1. What is the Mental Healthcare Act 2017 and what does it entail?
The Mental Healthcare Act 2017 is a legislation passed in India that aims to provide mental healthcare and services to individuals with mental illness. It ensures the right to access mental healthcare and treatment, safeguards the rights of persons with mental illness, and establishes mental health review boards to protect and promote the rights of individuals. It also decriminalizes suicide and prohibits cruel, inhuman, and degrading treatment towards persons with mental illness.
2. What is Electroconvulsive Therapy (ECT) and how is it regulated under the Mental Healthcare Act 2017?

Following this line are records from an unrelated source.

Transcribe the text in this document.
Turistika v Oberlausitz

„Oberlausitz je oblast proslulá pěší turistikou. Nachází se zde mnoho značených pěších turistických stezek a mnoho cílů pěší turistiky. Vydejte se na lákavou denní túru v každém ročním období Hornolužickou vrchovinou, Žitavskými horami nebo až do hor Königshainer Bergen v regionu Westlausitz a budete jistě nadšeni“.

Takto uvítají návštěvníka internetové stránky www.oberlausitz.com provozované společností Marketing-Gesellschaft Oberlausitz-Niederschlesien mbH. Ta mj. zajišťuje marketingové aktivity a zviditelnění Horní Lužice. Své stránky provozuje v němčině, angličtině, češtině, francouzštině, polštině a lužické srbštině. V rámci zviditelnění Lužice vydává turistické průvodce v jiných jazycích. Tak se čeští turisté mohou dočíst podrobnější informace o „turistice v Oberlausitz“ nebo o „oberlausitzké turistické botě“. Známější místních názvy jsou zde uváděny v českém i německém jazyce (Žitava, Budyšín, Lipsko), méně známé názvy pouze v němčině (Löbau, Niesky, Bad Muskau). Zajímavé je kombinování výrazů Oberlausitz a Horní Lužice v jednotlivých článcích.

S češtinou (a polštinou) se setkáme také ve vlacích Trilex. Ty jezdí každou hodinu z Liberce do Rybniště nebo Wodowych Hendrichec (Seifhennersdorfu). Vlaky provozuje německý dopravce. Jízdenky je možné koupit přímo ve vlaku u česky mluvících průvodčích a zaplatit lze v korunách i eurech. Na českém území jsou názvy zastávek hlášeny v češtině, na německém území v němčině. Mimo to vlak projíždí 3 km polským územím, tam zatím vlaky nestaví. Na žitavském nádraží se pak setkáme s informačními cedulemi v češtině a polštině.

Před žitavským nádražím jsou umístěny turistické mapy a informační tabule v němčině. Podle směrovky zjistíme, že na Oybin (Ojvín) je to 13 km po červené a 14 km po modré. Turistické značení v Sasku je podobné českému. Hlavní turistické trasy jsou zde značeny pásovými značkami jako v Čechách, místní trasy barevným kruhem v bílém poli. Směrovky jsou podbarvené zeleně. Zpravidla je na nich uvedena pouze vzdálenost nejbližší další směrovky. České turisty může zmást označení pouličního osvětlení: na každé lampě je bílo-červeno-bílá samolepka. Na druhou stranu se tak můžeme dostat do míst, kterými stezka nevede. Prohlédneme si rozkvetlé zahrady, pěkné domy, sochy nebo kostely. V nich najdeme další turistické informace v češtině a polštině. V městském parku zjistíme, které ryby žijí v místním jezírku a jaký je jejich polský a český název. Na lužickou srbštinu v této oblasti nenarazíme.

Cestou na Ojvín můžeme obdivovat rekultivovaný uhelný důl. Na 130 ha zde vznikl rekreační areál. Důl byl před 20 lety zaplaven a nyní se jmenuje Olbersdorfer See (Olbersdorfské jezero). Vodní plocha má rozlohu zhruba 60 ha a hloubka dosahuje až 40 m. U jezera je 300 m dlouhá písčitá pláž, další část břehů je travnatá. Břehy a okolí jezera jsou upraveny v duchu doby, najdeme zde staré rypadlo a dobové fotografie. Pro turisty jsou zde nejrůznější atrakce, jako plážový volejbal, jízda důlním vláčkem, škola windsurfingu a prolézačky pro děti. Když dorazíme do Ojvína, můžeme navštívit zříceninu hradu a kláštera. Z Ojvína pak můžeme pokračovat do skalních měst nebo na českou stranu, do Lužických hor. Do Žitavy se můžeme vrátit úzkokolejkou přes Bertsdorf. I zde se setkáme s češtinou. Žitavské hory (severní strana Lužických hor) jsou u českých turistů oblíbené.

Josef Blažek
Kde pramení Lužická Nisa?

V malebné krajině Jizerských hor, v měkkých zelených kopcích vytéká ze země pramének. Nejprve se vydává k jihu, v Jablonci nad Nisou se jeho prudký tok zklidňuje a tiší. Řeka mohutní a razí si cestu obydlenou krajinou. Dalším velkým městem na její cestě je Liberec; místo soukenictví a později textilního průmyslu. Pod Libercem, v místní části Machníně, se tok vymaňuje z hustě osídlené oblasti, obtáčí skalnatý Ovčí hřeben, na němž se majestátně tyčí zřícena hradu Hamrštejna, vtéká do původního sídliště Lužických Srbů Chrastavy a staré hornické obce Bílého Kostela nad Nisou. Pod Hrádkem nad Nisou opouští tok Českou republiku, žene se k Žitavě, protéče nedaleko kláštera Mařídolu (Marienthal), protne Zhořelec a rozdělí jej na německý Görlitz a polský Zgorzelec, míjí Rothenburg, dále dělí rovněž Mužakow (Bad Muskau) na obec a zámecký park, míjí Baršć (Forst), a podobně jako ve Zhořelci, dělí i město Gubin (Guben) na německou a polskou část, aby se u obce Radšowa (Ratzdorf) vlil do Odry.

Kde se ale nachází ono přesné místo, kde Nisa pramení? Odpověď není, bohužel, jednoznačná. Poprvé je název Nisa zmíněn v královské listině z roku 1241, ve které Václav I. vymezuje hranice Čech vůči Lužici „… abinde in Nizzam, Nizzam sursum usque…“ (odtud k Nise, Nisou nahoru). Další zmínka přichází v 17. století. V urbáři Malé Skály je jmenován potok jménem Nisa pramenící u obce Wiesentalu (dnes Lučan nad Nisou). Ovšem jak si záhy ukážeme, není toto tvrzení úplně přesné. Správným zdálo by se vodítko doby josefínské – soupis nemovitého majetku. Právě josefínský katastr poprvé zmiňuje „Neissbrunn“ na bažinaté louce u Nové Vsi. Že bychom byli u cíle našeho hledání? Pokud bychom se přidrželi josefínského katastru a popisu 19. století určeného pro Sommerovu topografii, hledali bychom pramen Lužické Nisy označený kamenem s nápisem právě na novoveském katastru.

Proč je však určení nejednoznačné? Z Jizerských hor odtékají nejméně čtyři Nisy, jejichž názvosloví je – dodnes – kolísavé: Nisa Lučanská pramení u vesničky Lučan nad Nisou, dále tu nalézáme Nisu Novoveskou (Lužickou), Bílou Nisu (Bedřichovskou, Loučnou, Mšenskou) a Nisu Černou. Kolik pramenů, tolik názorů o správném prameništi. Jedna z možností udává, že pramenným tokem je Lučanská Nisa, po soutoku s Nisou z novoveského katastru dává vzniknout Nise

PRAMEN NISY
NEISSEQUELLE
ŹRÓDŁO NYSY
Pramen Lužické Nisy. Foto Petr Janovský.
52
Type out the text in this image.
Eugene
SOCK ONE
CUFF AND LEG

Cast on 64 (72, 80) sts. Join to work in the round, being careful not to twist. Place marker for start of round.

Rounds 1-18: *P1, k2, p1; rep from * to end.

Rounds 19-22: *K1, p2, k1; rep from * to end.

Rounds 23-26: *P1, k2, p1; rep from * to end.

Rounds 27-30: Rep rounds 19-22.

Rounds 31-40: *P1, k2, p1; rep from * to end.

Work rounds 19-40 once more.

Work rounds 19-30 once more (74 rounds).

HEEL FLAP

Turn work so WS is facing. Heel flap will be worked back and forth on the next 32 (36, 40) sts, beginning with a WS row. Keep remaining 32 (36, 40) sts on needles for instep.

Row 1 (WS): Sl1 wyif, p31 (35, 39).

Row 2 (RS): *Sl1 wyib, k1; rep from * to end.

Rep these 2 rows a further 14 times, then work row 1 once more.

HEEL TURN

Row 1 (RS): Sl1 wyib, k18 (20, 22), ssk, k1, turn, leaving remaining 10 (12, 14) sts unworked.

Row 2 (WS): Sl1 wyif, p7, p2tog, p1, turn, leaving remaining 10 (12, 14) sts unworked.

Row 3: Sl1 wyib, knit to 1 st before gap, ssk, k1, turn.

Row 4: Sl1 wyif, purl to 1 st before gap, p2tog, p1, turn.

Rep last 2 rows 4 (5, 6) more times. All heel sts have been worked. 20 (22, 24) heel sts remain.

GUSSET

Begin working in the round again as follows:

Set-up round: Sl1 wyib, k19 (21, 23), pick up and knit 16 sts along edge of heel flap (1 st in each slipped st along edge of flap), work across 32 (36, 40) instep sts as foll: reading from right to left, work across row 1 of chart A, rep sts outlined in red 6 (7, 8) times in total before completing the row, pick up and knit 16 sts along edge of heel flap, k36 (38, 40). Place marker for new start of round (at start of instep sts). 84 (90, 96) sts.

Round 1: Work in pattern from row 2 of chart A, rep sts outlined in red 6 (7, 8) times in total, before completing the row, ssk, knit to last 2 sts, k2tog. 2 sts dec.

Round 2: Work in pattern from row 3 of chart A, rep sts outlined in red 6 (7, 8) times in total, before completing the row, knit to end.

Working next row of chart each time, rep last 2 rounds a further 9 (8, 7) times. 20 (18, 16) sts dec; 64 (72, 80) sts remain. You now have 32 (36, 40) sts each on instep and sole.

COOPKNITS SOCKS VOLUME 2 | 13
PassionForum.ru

Electroconvulsive Therapy (ECT) is a medical procedure used to treat severe mental illnesses such as major depression, bipolar disorder, and schizophrenia. It involves the application of electric currents to the brain to induce controlled seizures, which can help alleviate symptoms. Under the Mental Healthcare Act 2017, Electroconvulsive Therapy (ECT) can only be administered with the informed consent of the person receiving the treatment or their nominated representative. The Act also mandates that ECT can only be performed by a registered medical practitioner who has undergone specific training and certification in conducting the procedure. The Act provides guidelines to ensure the safety and welfare of individuals undergoing ECT.
3. What are some frequently asked questions about the Mental Healthcare Act 2017?
- What are the key provisions of the Mental Healthcare Act 2017? - How does the Act protect the rights of individuals with mental illness? - What is the role of mental health review boards under the Act? - Does the Act provide any measures for destigmatizing mental illness? - How does the Act address issues of access and affordability of mental healthcare services?
4. Can a person be forced to undergo Electroconvulsive Therapy (ECT) under the Mental Healthcare Act 2017?
No, the Mental Healthcare Act 2017 strictly prohibits the administration of Electroconvulsive Therapy (ECT) without the informed consent of the person receiving the treatment or their nominated representative. The Act upholds the right to autonomy and ensures that individuals have a say in their treatment decisions, including ECT.
5. What are the guidelines for the administration of Electroconvulsive Therapy (ECT) under the Mental Healthcare Act 2017?
The Mental Healthcare Act 2017 lays out specific guidelines for the safe and ethical administration of Electroconvulsive Therapy (ECT). These guidelines include obtaining informed consent, ensuring the procedure is conducted by a trained and certified medical practitioner, employing appropriate anesthesia and muscle relaxants, monitoring the vital signs of the person receiving the treatment during the procedure, and providing necessary post-treatment care and support. These guidelines aim to ensure the safety and well-being of individuals undergoing ECT.